The lower house of the Argentine Congress yesterday approved the bill, which grants employers greater flexibility in matters of hiring, firing, severance and collective bargaining, in a 135-115 vote.
As lawmakers debated the reform, bus lines and subways ground to a halt. Factories paused production, banks closed, airlines canceled hundreds of flights and public hospitals postponed all but emergency surgeries. Uncollected garbage lined streets and shopping areas.
Photo: Reuters
A march to the Argentine Congress by radical left-wing unions briefly turned violent as police fired water canons at protesters throwing stones and bottles.
Milei considered the changes to Argentina’s half-century-old labor code crucial to his efforts to lure foreign investment, increase productivity and boost job creation.
Unions said the law would weaken the workers’ protections that have defined Argentina.

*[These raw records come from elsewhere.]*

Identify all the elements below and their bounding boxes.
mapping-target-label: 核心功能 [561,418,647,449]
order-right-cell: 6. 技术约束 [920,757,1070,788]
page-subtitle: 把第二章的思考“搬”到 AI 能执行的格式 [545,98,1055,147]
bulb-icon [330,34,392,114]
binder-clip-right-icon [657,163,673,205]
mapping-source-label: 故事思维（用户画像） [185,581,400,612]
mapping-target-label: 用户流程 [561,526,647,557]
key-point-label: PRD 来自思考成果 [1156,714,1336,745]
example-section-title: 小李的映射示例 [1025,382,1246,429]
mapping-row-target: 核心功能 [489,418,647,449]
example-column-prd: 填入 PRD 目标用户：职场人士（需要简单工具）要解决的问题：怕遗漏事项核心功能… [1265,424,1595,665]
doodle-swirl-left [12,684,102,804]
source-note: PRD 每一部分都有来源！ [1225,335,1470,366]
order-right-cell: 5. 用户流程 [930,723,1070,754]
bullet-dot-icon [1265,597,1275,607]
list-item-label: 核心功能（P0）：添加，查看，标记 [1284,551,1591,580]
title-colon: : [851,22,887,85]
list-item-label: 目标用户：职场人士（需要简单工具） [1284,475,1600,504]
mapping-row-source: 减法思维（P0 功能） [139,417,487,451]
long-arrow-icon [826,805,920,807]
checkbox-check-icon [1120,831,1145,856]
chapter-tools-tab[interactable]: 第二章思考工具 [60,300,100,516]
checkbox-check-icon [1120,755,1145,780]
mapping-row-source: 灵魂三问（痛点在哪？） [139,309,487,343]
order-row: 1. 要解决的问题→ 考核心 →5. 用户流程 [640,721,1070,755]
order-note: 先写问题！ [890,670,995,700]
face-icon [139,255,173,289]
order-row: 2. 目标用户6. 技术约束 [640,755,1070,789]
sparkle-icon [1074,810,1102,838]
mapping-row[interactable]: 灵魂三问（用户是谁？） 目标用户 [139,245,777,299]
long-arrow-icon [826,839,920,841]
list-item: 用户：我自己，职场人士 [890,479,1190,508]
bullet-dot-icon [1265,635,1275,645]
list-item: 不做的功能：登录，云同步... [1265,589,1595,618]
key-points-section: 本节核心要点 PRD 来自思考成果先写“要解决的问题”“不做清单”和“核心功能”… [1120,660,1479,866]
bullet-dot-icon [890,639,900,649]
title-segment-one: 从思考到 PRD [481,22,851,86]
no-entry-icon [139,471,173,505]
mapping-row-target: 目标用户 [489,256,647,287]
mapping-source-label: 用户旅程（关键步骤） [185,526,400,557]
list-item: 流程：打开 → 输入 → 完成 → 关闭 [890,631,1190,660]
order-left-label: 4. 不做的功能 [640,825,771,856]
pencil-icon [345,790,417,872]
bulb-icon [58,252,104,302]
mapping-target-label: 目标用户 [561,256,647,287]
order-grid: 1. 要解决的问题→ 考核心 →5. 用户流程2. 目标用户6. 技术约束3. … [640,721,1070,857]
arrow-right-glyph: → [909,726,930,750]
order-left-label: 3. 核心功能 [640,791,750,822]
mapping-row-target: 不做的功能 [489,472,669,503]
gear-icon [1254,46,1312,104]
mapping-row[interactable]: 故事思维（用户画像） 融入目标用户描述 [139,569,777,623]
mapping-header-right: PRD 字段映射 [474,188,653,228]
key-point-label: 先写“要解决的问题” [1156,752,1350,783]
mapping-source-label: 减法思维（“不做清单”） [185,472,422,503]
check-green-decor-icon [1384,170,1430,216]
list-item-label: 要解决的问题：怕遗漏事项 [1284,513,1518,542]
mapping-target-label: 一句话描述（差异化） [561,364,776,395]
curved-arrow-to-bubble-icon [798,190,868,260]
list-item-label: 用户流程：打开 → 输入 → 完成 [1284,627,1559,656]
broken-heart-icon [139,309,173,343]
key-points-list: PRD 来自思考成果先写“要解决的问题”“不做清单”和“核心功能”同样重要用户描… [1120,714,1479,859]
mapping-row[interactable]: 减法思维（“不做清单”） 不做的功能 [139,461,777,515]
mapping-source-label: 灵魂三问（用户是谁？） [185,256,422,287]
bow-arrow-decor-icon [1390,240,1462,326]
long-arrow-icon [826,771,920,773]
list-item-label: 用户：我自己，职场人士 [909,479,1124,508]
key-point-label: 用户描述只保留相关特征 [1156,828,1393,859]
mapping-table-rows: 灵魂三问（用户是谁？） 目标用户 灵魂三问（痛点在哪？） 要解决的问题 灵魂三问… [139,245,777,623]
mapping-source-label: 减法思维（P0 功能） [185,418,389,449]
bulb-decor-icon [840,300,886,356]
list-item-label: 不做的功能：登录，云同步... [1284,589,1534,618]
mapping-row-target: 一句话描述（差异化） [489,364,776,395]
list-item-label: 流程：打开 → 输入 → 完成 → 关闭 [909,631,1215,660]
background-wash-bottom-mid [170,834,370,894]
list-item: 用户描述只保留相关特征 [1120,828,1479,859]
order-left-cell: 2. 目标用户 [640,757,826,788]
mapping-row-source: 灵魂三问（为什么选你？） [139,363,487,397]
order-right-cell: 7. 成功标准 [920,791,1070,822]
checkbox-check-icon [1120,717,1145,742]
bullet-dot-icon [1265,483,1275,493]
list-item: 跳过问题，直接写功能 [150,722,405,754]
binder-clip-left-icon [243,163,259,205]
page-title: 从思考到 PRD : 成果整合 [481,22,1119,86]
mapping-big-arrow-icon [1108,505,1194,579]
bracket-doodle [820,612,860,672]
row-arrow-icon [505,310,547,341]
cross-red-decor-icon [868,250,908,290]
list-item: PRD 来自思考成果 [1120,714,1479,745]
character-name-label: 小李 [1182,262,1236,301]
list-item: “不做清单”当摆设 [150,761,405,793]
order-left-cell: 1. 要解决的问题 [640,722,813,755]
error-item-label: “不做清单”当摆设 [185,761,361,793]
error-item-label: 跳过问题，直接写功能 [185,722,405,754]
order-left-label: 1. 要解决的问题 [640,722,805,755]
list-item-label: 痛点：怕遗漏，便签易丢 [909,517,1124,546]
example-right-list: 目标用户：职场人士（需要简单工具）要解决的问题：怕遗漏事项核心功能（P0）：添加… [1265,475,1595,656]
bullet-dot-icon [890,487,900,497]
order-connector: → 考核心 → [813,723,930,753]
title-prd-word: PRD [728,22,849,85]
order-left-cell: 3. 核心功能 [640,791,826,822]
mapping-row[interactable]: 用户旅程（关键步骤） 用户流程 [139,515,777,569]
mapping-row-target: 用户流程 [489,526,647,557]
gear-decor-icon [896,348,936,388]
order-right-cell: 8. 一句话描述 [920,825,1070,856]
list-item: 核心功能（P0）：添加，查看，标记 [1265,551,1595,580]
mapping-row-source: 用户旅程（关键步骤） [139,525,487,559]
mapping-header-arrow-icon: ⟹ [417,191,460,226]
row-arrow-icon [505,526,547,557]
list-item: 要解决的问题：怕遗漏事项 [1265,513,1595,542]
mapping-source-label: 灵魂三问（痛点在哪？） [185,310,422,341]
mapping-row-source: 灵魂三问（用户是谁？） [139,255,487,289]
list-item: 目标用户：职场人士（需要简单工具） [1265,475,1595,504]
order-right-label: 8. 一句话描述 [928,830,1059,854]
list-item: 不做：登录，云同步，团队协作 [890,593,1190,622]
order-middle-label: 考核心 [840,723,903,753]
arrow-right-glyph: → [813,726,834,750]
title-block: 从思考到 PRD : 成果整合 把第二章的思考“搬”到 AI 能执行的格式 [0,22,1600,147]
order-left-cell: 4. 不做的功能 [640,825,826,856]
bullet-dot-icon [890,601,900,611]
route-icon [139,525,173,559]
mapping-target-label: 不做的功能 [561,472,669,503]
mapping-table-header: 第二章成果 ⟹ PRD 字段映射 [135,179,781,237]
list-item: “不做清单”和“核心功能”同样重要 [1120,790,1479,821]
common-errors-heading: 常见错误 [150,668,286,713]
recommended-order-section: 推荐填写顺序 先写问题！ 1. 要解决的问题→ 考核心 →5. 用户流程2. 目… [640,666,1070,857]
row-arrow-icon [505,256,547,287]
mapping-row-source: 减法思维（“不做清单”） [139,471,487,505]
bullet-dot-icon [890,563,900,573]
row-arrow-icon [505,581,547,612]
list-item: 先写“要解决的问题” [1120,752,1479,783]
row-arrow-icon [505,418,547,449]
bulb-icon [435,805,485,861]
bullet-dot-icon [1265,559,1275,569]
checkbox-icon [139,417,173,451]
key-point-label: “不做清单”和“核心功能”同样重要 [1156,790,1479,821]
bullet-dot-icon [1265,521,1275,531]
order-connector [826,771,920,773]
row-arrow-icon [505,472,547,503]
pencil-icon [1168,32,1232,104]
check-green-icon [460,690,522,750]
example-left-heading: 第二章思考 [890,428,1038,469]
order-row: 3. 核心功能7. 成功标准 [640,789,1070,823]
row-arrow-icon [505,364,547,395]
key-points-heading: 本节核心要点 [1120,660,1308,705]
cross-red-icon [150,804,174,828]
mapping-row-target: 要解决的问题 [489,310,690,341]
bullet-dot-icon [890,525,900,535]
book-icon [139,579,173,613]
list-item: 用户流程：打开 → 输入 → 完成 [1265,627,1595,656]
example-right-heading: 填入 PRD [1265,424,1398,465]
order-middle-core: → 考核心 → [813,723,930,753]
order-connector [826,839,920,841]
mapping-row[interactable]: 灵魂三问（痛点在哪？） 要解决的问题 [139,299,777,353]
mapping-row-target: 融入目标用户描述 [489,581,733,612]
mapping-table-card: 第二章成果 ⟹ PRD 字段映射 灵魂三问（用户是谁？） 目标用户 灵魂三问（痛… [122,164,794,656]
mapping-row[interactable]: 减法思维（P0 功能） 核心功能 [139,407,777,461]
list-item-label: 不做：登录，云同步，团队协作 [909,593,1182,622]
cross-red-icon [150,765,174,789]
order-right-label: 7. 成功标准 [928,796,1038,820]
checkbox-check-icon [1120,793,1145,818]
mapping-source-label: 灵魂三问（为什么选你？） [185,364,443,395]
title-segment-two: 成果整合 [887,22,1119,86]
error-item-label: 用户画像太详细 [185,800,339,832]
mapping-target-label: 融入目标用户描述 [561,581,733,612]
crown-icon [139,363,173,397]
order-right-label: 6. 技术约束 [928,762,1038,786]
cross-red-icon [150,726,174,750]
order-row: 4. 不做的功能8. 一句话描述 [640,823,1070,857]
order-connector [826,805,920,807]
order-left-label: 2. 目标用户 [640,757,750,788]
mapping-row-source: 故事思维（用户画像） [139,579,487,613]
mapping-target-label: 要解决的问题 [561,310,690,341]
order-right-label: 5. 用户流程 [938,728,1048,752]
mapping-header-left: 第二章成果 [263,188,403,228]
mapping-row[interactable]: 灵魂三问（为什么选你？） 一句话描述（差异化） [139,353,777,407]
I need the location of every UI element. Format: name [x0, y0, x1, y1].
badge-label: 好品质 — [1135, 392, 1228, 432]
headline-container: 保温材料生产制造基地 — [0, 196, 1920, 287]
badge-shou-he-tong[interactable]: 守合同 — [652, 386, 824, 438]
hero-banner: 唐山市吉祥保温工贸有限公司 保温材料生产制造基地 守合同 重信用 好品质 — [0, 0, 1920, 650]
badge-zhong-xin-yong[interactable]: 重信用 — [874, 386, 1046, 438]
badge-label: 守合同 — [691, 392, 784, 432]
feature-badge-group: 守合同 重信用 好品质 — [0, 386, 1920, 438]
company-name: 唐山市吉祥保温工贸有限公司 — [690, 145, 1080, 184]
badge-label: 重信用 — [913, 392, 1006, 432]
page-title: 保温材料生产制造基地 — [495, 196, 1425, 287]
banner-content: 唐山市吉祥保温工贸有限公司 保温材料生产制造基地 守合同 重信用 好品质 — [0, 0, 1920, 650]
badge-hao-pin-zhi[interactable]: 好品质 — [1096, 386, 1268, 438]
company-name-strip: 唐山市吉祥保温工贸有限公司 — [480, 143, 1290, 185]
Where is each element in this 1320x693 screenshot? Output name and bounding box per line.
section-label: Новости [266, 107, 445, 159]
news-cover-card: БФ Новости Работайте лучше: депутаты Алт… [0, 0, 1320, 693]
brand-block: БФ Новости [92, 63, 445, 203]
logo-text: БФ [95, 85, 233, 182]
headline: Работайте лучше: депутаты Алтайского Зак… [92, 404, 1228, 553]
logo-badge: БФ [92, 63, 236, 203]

The bill limits the right to strike, reduces the bargaining power of unions and makes it easier for companies to fire workers by extending their probation periods and curbing their ability to sue employers when they are dismissed.
The legislation also cuts Argentina’s traditionally high severance pay and empowers employers to mandate 12-hour workdays, up from eight.
Fierce union backlash has derailed previous government attempts at shaking up Argentina’s archaic labor system, widely seen as among the most costly to companies in Latin America.
“Members of Congress, hear this message: Voting against working people does not come without consequences,” the General Confederation of Labor, Argentina’s largest trade union group, wrote on social media, alongside photos showing Buenos Aires deserted because of the strike. “Jobs are not up for negotiation; hard-won gains are not raffle prizes to be given away.”
The show of force from labor unions comes as economic frustration simmers. Milei’s drastic campaign to slash the size of the state has brought fiscal stability to a nation once plagued by runaway inflation, but struggled to address stubborn unemployment, stagnant wages and sluggish growth.
“To grow, we need more than just labor legislation. We need infrastructure, energy, universities,” Argentine lawmaker Pablo Outes said, criticizing the uneven economic recovery under Milei even as he endorsed the labor bill. “Milei’s model is failing. It is showing cracks.”